Beyond the holiday shopping headlines, there’s another economic story that retailers are following: the increasing strength of the U.S. dollar.
Currently on an upswing that began in the summer of 2013, the dollar shows no signs of losing momentum, delivering a windfall to American consumers, but potentially hurting cross-border sales for U.S. retailers in key markets like Europe and Canada. So will the booming dollar lead to a bust for international ecommerce?
The answer is: Not necessarily. Although a rapidly strengthening U.S. dollar does make prices at American retailers appear more expensive and may initially soften sales to individual consumers in affected countries, the good news is that the burgeoning number of international shoppers going online will likely continue to buoy sales. And by paying attention to key trends as they evolve, retailers can keep their marketing plans aligned towards optimized growth.
The reasons for the dollar’s rise are many. Here are two dynamics to watch in the coming months:
Interest rates on the rise
There is much speculation about whether the Federal Reserve will raise the benchmark interest rates sometime around their June 2015 meeting, to offset inflation risk as unemployment rates come down. Generally, interest rate increases in a country will tend to drive a corresponding increase in the value of that country’s currency. The strong dollar – and the resulting reduction in export growth that follows – has factored into the Fed’s restraint when it comes to raising rates. A rate increase could further bolster the dollar, creating more downward pressure on global demand for U.S. goods. Pay attention to the Fed’s actions at their upcoming meetings to stay apprised of this dynamic, and you’ll be better able to forecast your international growth and make adjustments as needed.
Prices at the pump
The retracting price of oil signals declining economic growth and geopolitical risk in certain parts of the world. Although falling oil prices could positively impact discretionary spending here at home, it can negatively impact international demand for discretionary goods – which drive global ecommerce sales for U.S. retailers – in certain markets where oil is a major export, like Canada and Russia. Chances are, if you’re happy when filling up at the pump, you may be less with your international sales numbers to these countries.
Smart retailers will heed these trends and adjust their international strategy accordingly. Here are some of our recommendations:
Invest in dollar-driven growth
Markets tied to the U.S. dollar will see less volatility in currency and prices than those markets affected by the exchange rate fluctuations. These markets continue to show strong growth in demand and ecommerce sales from American retailers. Retailers would do well to amp up marketing and promotional efforts in these markets in the short term, to support overall growth.

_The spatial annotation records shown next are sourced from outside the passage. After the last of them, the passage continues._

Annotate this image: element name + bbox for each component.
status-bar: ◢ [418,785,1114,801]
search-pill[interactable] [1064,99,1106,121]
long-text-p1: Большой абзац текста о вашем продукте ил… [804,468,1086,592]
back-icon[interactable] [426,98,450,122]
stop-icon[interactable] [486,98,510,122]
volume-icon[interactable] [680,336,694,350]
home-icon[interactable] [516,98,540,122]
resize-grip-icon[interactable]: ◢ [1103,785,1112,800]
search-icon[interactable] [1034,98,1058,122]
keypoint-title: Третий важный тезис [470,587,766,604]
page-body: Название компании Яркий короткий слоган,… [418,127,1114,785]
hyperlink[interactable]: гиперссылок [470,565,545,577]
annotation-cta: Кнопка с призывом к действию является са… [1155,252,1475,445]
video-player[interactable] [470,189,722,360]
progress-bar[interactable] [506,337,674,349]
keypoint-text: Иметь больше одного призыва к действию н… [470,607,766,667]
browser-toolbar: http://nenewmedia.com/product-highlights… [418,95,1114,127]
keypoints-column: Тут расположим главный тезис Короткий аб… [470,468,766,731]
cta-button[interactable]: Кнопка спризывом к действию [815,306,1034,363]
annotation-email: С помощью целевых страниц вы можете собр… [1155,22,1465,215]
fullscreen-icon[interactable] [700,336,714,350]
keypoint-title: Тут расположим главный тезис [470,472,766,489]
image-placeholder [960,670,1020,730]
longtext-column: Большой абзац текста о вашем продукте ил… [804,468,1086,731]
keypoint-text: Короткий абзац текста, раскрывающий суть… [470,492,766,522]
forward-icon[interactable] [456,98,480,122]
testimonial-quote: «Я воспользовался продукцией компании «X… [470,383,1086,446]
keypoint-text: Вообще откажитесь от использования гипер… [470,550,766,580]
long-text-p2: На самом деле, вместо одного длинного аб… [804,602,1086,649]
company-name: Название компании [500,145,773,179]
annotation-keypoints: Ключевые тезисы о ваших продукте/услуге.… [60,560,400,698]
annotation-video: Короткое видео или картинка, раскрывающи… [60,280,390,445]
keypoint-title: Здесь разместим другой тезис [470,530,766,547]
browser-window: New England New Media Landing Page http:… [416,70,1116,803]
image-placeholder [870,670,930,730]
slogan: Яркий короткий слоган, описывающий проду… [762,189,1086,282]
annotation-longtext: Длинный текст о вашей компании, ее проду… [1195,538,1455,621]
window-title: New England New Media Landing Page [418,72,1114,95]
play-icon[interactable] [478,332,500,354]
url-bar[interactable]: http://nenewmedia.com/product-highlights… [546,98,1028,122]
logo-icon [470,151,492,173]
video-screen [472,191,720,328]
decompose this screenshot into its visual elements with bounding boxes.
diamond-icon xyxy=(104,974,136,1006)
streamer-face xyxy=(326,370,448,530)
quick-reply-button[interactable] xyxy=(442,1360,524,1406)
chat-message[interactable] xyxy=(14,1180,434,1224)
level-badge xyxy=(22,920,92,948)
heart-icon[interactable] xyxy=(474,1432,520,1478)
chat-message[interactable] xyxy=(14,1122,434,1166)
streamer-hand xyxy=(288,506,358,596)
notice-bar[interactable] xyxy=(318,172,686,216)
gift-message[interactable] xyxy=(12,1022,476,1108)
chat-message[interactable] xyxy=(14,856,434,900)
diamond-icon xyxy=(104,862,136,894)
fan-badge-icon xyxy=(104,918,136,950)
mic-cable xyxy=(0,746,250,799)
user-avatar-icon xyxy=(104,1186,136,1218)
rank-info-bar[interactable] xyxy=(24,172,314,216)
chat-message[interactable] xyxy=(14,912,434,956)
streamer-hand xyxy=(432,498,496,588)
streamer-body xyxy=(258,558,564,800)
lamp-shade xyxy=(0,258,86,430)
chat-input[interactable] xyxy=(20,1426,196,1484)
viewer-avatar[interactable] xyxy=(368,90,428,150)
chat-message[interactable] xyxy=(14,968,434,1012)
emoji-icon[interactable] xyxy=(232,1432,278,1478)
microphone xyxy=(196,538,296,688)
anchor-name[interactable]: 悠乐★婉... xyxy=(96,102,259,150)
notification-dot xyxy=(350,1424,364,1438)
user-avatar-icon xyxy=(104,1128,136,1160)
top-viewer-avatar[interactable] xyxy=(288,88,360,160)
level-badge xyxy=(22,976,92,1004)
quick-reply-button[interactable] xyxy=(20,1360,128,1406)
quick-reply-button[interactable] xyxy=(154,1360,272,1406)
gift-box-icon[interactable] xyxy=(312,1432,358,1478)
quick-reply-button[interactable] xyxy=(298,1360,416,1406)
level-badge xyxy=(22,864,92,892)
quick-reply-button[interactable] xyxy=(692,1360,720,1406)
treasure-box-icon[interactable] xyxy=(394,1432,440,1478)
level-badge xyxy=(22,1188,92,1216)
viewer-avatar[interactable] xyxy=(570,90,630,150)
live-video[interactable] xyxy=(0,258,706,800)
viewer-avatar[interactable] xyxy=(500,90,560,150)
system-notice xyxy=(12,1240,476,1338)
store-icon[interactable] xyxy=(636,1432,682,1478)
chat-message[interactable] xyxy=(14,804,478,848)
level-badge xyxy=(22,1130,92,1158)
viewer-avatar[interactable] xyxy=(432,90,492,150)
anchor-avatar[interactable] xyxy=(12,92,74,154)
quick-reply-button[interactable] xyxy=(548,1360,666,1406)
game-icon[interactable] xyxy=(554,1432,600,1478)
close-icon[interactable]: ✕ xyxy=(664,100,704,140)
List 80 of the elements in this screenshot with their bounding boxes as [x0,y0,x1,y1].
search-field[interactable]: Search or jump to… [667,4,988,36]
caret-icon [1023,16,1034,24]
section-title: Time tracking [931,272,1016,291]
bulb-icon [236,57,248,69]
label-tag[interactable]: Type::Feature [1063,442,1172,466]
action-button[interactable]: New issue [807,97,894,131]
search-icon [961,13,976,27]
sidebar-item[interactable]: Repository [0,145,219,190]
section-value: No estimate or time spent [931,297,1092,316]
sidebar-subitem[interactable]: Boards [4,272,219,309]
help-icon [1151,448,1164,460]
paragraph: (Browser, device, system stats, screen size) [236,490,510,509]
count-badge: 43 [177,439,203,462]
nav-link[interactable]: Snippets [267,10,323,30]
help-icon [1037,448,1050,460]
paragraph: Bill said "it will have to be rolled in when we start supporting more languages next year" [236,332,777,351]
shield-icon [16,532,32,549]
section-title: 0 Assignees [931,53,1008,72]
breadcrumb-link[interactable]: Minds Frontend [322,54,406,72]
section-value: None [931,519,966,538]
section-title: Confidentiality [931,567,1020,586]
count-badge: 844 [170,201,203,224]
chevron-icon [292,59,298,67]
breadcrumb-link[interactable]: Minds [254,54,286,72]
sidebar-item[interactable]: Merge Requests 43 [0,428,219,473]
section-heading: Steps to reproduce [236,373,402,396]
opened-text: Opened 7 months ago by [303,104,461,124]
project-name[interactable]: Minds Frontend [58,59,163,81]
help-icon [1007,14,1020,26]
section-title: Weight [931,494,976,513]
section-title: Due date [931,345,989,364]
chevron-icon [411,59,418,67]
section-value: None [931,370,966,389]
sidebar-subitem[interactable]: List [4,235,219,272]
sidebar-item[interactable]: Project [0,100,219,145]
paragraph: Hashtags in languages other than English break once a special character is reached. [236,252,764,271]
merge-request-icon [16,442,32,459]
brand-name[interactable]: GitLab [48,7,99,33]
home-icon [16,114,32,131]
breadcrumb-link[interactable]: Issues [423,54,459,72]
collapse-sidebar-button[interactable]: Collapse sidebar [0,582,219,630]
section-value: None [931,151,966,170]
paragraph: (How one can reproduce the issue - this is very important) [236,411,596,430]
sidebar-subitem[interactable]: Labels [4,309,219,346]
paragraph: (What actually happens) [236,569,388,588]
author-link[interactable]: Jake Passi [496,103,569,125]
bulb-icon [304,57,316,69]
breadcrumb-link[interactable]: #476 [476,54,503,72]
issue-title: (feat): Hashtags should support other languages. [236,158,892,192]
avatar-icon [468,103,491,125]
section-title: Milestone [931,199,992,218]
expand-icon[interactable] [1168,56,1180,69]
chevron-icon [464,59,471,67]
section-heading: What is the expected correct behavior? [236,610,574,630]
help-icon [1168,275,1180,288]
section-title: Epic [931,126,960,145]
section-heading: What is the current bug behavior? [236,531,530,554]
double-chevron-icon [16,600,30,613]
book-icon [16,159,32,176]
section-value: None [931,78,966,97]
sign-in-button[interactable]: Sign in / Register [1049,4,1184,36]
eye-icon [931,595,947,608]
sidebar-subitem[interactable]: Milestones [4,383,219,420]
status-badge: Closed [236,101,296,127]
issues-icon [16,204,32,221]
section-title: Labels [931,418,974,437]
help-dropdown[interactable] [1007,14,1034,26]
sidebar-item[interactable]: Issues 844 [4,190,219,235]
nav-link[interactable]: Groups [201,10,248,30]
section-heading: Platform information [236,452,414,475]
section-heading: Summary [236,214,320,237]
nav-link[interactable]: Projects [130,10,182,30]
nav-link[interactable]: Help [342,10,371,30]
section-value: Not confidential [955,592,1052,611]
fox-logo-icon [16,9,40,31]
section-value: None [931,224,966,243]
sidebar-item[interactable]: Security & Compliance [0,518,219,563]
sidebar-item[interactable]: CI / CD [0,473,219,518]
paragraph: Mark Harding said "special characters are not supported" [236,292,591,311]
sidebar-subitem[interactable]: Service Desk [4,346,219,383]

Stay the course when markets soften
The best bet for online retailers is to stay the course when it comes to selling abroad. Despite some near-term turbulence in markets affected by the recent exchange rate changes, global ecommerce as a trend is not going away – we believe retailers should commit to the longer view and ride out these interim currency and pricing trends and continue to develop these markets as a long term strategy.
The dollar may be a moving target, but the good news is that efforts to build brand awareness and market share now will pay off in the years that follow. By tying pricing offers to the changing dynamics in individual markets, retailers can encourage consumers to spend and keep international growth on course.